U.S. think tank extols benefits of renewables

ARLINGTON, Virginia, US, November 22, 2006 (Refocus Weekly)

Switching the U.S. economy to run on renewable energies could save money and reduce pollution, with visible benefits within a decade, says a national think tank.

If prices for fossil fuels remain high and the cost of producing renewables continues to drop in line with historical trends, the U.S. could source 25% of its electricity from green power and 25% of its transportation fuels from green fuels by 2025 at little or no additional cost, concludes the Rand Corporation in ‘Impacts on U.S. Energy Expenditures of Increasing Renewable Energy Use.’ The report was commissioned by the Energy Future Coalition of Washington.

Currently, 6% of energy in the U.S. comes from renewables; if hydropower is excluded, the share drops to 3%. The study evaluates the ‘25x25' goal, which refers to sourcing 25% of green power and green fuels by 2025, and the data was modelled 1,500 times to assess the probability of different outcomes based on different assumptions on the pace of technological change and prices. It does not consider the impact of green heat technologies for space conditioning.

“The debate on use of renewable energy has largely centered on the tensions between some seeing renewables as socially desirable and others seeing them as economic losers,” it explains. “Even advocates for renewable energy based on environmental benefits have had to acknowledge that solar power, wind power, geothermal energy, and biomass fuels have been too expensive to compete economically with non-renewable fossil fuels on a broad scale.”

The scepticism about the cost of renewables is “anchored both in a long history of government energy programs that sought and failed to make alternative energy sources commercially competitive and in the negative views of the cost and reliability of renewables left over from poor experiences with renewables in the late 1970s and early 1980s,” it continues. Market adoption has proved elusive in the U.S. and “surprisingly little systematic analysis” has been done of the possible long-term impact on total energy expenditures of expanding renewables consumption or the key drivers of expenditure impacts.

“Higher oil and and natural gas prices, if sustained, make renewable energy more competitive today than it was during much of the last quarter-century, when energy prices were lower than their peaks in the 1970s,” the report notes. “The simulation analysis helps to identify the circumstances under which the specified renewable energy target raises or lowers total energy expenditures.”

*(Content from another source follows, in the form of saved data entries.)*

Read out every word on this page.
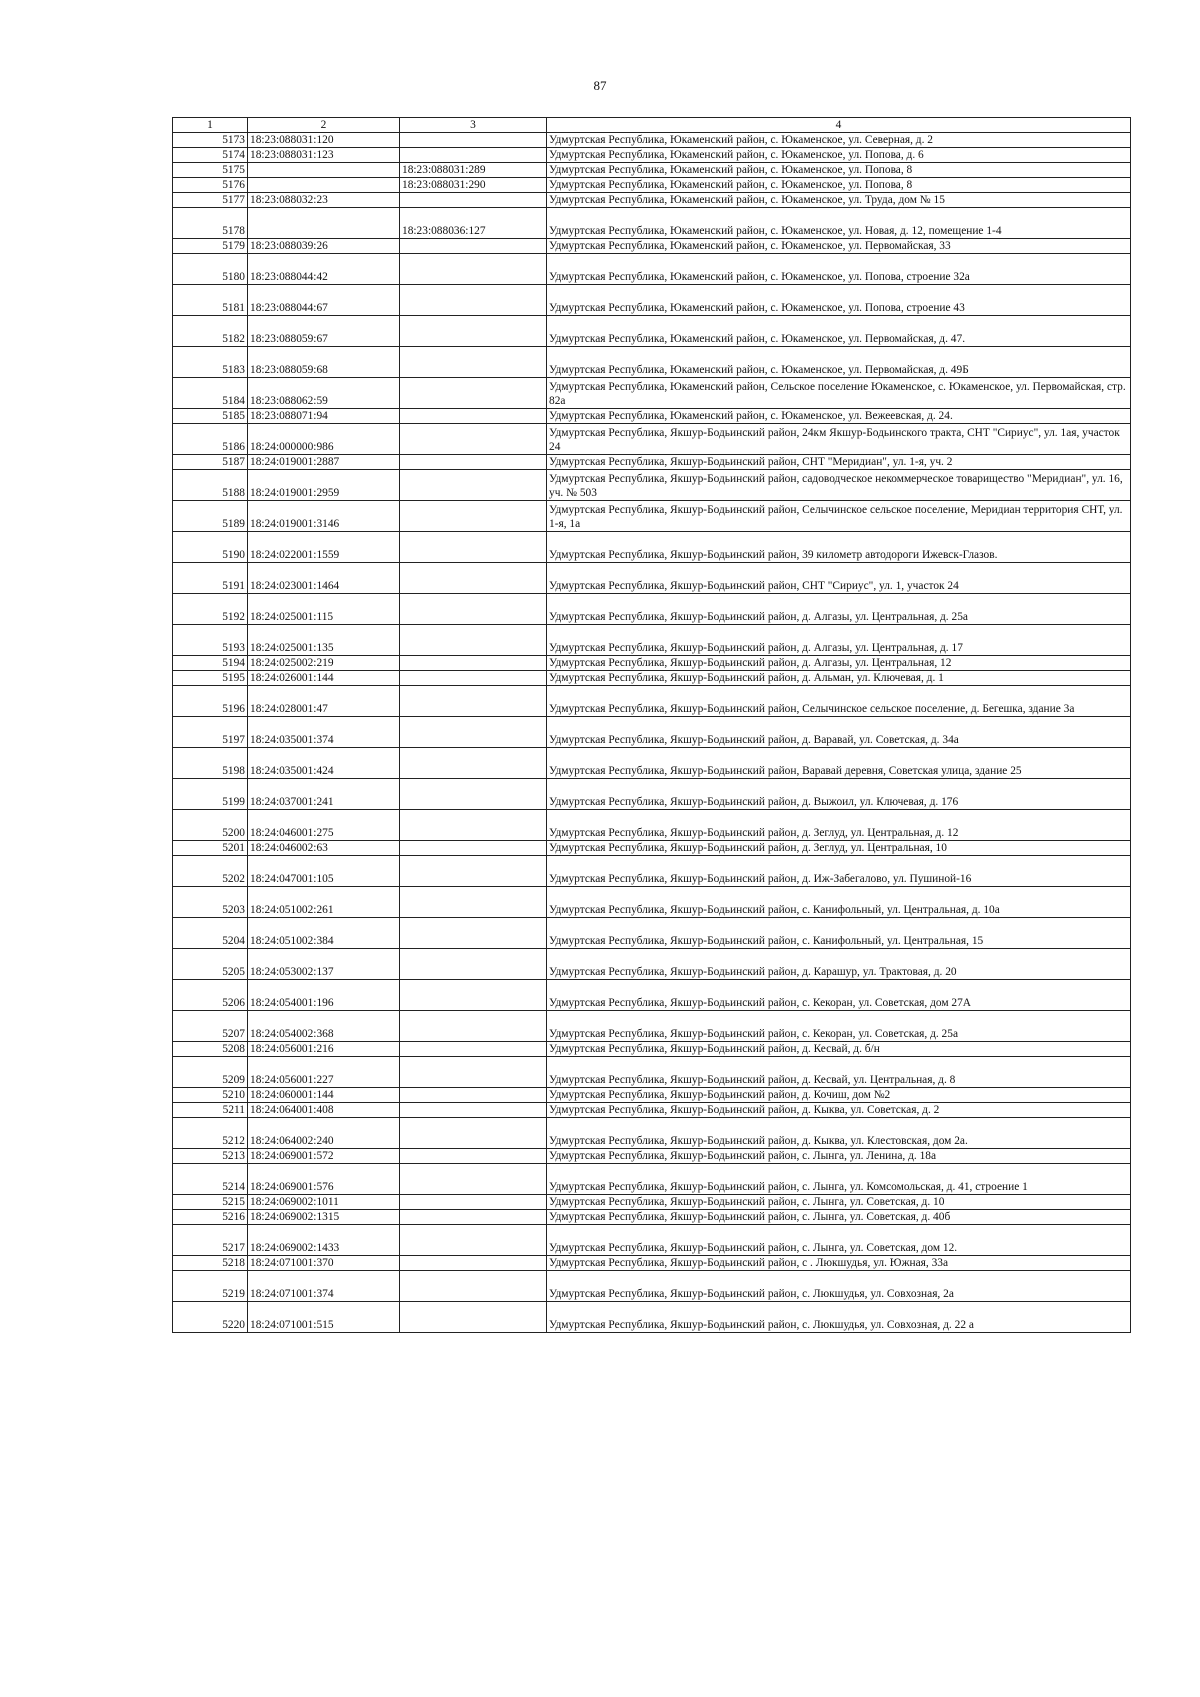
87
1	2	3	4
5173	18:23:088031:120		Удмуртская Республика, Юкаменский район, с. Юкаменское, ул. Северная, д. 2
5174	18:23:088031:123		Удмуртская Республика, Юкаменский район, с. Юкаменское, ул. Попова, д. 6
5175		18:23:088031:289	Удмуртская Республика, Юкаменский район, с. Юкаменское, ул. Попова, 8
5176		18:23:088031:290	Удмуртская Республика, Юкаменский район, с. Юкаменское, ул. Попова, 8
5177	18:23:088032:23		Удмуртская Республика, Юкаменский район, с. Юкаменское, ул. Труда, дом № 15
5178		18:23:088036:127	Удмуртская Республика, Юкаменский район, с. Юкаменское, ул. Новая, д. 12, помещение 1-4
5179	18:23:088039:26		Удмуртская Республика, Юкаменский район, с. Юкаменское, ул. Первомайская, 33
5180	18:23:088044:42		Удмуртская Республика, Юкаменский район, с. Юкаменское, ул. Попова, строение 32а
5181	18:23:088044:67		Удмуртская Республика, Юкаменский район, с. Юкаменское, ул. Попова, строение 43
5182	18:23:088059:67		Удмуртская Республика, Юкаменский район, с. Юкаменское, ул. Первомайская, д. 47.
5183	18:23:088059:68		Удмуртская Республика, Юкаменский район, с. Юкаменское, ул. Первомайская, д. 49Б
5184	18:23:088062:59		Удмуртская Республика, Юкаменский район, Сельское поселение Юкаменское, с. Юкаменское, ул. Первомайская, стр. 82а
5185	18:23:088071:94		Удмуртская Республика, Юкаменский район, с. Юкаменское, ул. Вежеевская, д. 24.
5186	18:24:000000:986		Удмуртская Республика, Якшур-Бодьинский район, 24км Якшур-Бодьинского тракта, СНТ "Сириус", ул. 1ая, участок 24
5187	18:24:019001:2887		Удмуртская Республика, Якшур-Бодьинский район, СНТ "Меридиан", ул. 1-я, уч. 2
5188	18:24:019001:2959		Удмуртская Республика, Якшур-Бодьинский район, садоводческое некоммерческое товарищество "Меридиан", ул. 16, уч. № 503
5189	18:24:019001:3146		Удмуртская Республика, Якшур-Бодьинский район, Селычинское сельское поселение, Меридиан территория СНТ, ул. 1-я, 1а
5190	18:24:022001:1559		Удмуртская Республика, Якшур-Бодьинский район, 39 километр автодороги Ижевск-Глазов.
5191	18:24:023001:1464		Удмуртская Республика, Якшур-Бодьинский район, СНТ "Сириус", ул. 1, участок 24
5192	18:24:025001:115		Удмуртская Республика, Якшур-Бодьинский район, д. Алгазы, ул. Центральная, д. 25а
5193	18:24:025001:135		Удмуртская Республика, Якшур-Бодьинский район, д. Алгазы, ул. Центральная, д. 17
5194	18:24:025002:219		Удмуртская Республика, Якшур-Бодьинский район, д. Алгазы, ул. Центральная, 12
5195	18:24:026001:144		Удмуртская Республика, Якшур-Бодьинский район, д. Альман, ул. Ключевая, д. 1
5196	18:24:028001:47		Удмуртская Республика, Якшур-Бодьинский район, Селычинское сельское поселение, д. Бегешка, здание 3а
5197	18:24:035001:374		Удмуртская Республика, Якшур-Бодьинский район, д. Варавай, ул. Советская, д. 34а
5198	18:24:035001:424		Удмуртская Республика, Якшур-Бодьинский район, Варавай деревня, Советская улица, здание 25
5199	18:24:037001:241		Удмуртская Республика, Якшур-Бодьинский район, д. Выжоил, ул. Ключевая, д. 176
5200	18:24:046001:275		Удмуртская Республика, Якшур-Бодьинский район, д. Зеглуд, ул. Центральная, д. 12
5201	18:24:046002:63		Удмуртская Республика, Якшур-Бодьинский район, д. Зеглуд, ул. Центральная, 10
5202	18:24:047001:105		Удмуртская Республика, Якшур-Бодьинский район, д. Иж-Забегалово, ул. Пушиной-16
5203	18:24:051002:261		Удмуртская Республика, Якшур-Бодьинский район, с. Канифольный, ул. Центральная, д. 10а
5204	18:24:051002:384		Удмуртская Республика, Якшур-Бодьинский район, с. Канифольный, ул. Центральная, 15
5205	18:24:053002:137		Удмуртская Республика, Якшур-Бодьинский район, д. Карашур, ул. Трактовая, д. 20
5206	18:24:054001:196		Удмуртская Республика, Якшур-Бодьинский район, с. Кекоран, ул. Советская, дом 27А
5207	18:24:054002:368		Удмуртская Республика, Якшур-Бодьинский район, с. Кекоран, ул. Советская, д. 25а
5208	18:24:056001:216		Удмуртская Республика, Якшур-Бодьинский район, д. Кесвай, д. б/н
5209	18:24:056001:227		Удмуртская Республика, Якшур-Бодьинский район, д. Кесвай, ул. Центральная, д. 8
5210	18:24:060001:144		Удмуртская Республика, Якшур-Бодьинский район, д. Кочиш, дом №2
5211	18:24:064001:408		Удмуртская Республика, Якшур-Бодьинский район, д. Кыква, ул. Советская, д. 2
5212	18:24:064002:240		Удмуртская Республика, Якшур-Бодьинский район, д. Кыква, ул. Клестовская, дом 2а.
5213	18:24:069001:572		Удмуртская Республика, Якшур-Бодьинский район, с. Лынга, ул. Ленина, д. 18а
5214	18:24:069001:576		Удмуртская Республика, Якшур-Бодьинский район, с. Лынга, ул. Комсомольская, д. 41, строение 1
5215	18:24:069002:1011		Удмуртская Республика, Якшур-Бодьинский район, с. Лынга, ул. Советская, д. 10
5216	18:24:069002:1315		Удмуртская Республика, Якшур-Бодьинский район, с. Лынга, ул. Советская, д. 40б
5217	18:24:069002:1433		Удмуртская Республика, Якшур-Бодьинский район, с. Лынга, ул. Советская, дом 12.
5218	18:24:071001:370		Удмуртская Республика, Якшур-Бодьинский район, с . Люкшудья, ул. Южная, 33а
5219	18:24:071001:374		Удмуртская Республика, Якшур-Бодьинский район, с. Люкшудья, ул. Совхозная, 2а
5220	18:24:071001:515		Удмуртская Республика, Якшур-Бодьинский район, с. Люкшудья, ул. Совхозная, д. 22 а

Renewables lower total energy expenditures in “virtually all cases in which current energy price and technology cost trends continue,” and expanded use of renewables “could be achieved at acceptable costs,” it concludes. “Shifting to renewables had adverse impacts on total energy expenditures in cases when fossil fuel prices are lower than current forecasted projections; costs of renewable energy technologies increase or decline less than historical trends as renewables use scales up, and non-renewable technology costs drop relative to the cost of renewables, the reverse of what has tended to occur as renewable technologies improve.”

If renewable energy technologies continue to improve at historic rates, and are 20% less expensive to install by 2025, energy expenditures might be 0.5% higher or lower than the non-renewables case, “essentially breaking even.” The most extreme of the 1,500 scenarios produced by Rand show a 6% change in energy expenditures (US$75 billion in 2025) if the costs of renewables rise 30% over the next 20 years while natural gas, oil, and coal prices fell 50% from current projections.